Highlights of the day included:
Kloovenburg – Their Chardonnay with guava and tropical fruit on the palette was a cool balm after I had trekked all the way from the centre of town to the estate which is situated just outside of town. There were shuttles and tractors, but we couldn’t find one going in the direction we wanted to go. Kloovenberg also had olives with a blackberry dressing, green olives, chillie & garlic olives, and a few dipping oils that provide testament to the fact that the South African olive industry is growing stronger and stronger. The chilli and garlic as well as the oregano, basil and black pepper dipping oils were particularly delicious. The range also included olive caviar, basil and sundried tomato pesto’s, smoked olives and sundried pitted olives that were all a treat to eat. This time we caught a tractor back to town – a welcome relief.
Allesverloren – Here we were blown away by Chrisna’s Olives from DelVera. The Moroccan and the hickory smoked pesto’s are on my buy-it-if-you-see-it list. The salt dried olives were a peculiar treat, quite different to the sundried ones we’re used to. The snack of the day was C-Side Oysters’ West Coast, giant oysters. Beyond delicious and worth every penny. Org de Rac MCC with its almost cidery taste of apples paired particularly well with the oyster.
Pulpit Rock – While people were enjoying a hearty curry-potjie and just relaxing in the afternoon shade, we sampled the Pulpit Rock Chardonnay Reserve, with banana on the palette, it was another surprising treat.
The greater part of our day was spent trying to get to the participating venues, whether by foot or vehicle, which required more effort than the output was worth. The problem was not with organisation, but rather of expectations and personal preferences. I would have liked easier movement and more wines and olives available for tasting. Considering the number of excellent markets in and around Cape Town, it seems like quite a waste to travel all that way for an event that is more a market than a festival.
However. I saw how much families were enjoying themselves at the different venues.

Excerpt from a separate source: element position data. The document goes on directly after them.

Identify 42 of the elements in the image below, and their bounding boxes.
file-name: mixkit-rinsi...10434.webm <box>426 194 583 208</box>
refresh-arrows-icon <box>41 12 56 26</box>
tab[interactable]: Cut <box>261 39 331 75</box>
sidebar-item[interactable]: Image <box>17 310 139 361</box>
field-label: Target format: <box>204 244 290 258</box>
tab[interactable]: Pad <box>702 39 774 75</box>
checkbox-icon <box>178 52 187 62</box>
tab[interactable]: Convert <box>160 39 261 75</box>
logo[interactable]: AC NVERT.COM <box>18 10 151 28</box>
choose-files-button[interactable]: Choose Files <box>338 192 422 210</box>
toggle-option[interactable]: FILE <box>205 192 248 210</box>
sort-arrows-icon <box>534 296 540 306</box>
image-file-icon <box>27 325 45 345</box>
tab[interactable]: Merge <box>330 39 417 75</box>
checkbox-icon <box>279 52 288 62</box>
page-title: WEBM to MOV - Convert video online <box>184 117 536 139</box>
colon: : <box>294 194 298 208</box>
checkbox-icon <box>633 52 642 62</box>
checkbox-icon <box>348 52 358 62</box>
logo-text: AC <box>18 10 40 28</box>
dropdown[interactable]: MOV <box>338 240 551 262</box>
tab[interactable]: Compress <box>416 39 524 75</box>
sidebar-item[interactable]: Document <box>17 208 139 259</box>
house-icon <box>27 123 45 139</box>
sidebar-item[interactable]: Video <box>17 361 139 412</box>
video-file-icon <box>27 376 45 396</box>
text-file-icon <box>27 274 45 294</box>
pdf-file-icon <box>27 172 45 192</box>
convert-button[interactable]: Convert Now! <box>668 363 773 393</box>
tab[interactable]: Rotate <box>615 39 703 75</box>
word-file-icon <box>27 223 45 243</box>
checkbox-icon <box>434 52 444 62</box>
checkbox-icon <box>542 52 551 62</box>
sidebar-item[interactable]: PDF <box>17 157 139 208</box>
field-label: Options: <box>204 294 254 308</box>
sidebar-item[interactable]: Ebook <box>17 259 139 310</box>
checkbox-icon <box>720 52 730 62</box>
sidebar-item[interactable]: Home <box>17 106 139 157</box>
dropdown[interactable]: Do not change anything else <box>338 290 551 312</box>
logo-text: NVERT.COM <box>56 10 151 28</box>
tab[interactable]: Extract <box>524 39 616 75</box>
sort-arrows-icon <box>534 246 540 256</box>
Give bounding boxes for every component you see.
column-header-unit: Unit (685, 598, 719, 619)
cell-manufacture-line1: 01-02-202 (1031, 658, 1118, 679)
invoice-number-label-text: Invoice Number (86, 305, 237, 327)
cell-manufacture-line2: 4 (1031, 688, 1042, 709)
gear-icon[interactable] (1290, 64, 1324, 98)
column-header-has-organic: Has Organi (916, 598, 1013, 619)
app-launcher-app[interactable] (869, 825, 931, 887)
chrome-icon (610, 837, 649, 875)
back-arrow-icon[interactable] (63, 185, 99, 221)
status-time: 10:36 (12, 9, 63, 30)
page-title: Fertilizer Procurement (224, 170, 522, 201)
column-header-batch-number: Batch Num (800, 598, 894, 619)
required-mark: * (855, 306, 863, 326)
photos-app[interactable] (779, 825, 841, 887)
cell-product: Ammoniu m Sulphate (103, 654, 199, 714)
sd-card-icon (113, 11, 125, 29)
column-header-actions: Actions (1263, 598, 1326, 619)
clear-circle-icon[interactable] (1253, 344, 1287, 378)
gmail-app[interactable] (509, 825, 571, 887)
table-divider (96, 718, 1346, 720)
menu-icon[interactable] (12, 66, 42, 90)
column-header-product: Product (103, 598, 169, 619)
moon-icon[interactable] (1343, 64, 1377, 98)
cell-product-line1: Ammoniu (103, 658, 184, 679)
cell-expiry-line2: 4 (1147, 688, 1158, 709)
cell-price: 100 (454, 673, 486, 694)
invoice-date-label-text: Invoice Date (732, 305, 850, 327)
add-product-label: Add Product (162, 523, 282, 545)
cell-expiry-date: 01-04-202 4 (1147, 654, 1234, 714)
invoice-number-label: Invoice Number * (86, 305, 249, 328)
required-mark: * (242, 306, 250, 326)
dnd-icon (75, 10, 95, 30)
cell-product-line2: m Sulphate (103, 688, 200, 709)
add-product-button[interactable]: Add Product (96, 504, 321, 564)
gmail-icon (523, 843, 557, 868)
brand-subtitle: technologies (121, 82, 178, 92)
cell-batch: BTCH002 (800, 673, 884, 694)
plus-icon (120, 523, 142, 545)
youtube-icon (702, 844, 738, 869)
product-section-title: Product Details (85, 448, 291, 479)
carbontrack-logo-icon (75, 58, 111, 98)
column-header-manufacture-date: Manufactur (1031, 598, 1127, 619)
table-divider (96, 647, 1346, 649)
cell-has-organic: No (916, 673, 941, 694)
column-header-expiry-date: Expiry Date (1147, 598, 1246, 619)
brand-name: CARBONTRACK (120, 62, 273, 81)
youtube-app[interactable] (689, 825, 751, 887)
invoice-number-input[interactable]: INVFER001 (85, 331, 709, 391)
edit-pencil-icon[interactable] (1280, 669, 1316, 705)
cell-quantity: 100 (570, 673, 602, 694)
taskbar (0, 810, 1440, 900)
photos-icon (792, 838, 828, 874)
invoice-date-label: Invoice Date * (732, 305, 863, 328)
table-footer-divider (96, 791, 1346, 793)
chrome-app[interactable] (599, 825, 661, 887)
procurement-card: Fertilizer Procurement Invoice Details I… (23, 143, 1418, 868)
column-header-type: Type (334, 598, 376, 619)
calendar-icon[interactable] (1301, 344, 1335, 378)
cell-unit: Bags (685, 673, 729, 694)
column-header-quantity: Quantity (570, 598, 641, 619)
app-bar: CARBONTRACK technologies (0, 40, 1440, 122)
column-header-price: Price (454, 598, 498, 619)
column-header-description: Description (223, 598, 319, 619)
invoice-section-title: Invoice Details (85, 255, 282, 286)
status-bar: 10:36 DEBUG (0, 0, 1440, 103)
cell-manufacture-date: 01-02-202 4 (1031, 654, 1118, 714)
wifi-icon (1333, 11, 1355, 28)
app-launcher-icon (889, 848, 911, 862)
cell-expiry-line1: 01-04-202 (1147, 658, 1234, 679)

There were enough snacks and treats for sale by food trucks and stalls to satisfy even the most demanding toddler, teenager, and adults alike. Riebeeck Kasteel itself was abuzz with happy festival-goers and the restaurants had to do all they could to keep up.
Aside from the olives and the giant oyster, we didn't partake in other festival fare. Instead, we snacked on biltong. The car wasn't always within easy reach, so it was more difficult as you had to carry your necessaries around with you. It was a surprisingly warm day, so you wanted those necessaries to be as few and light as possible.
All things considered, the festival is something I would definitely mark in my 2016 calendar. Preferably with a bit more thought put into it. Second time round, I’ll make sure to plan an outing with friends or family to make use of the leisurely picnic-like atmosphere, rather than expecting a wine and olive tasting marathon.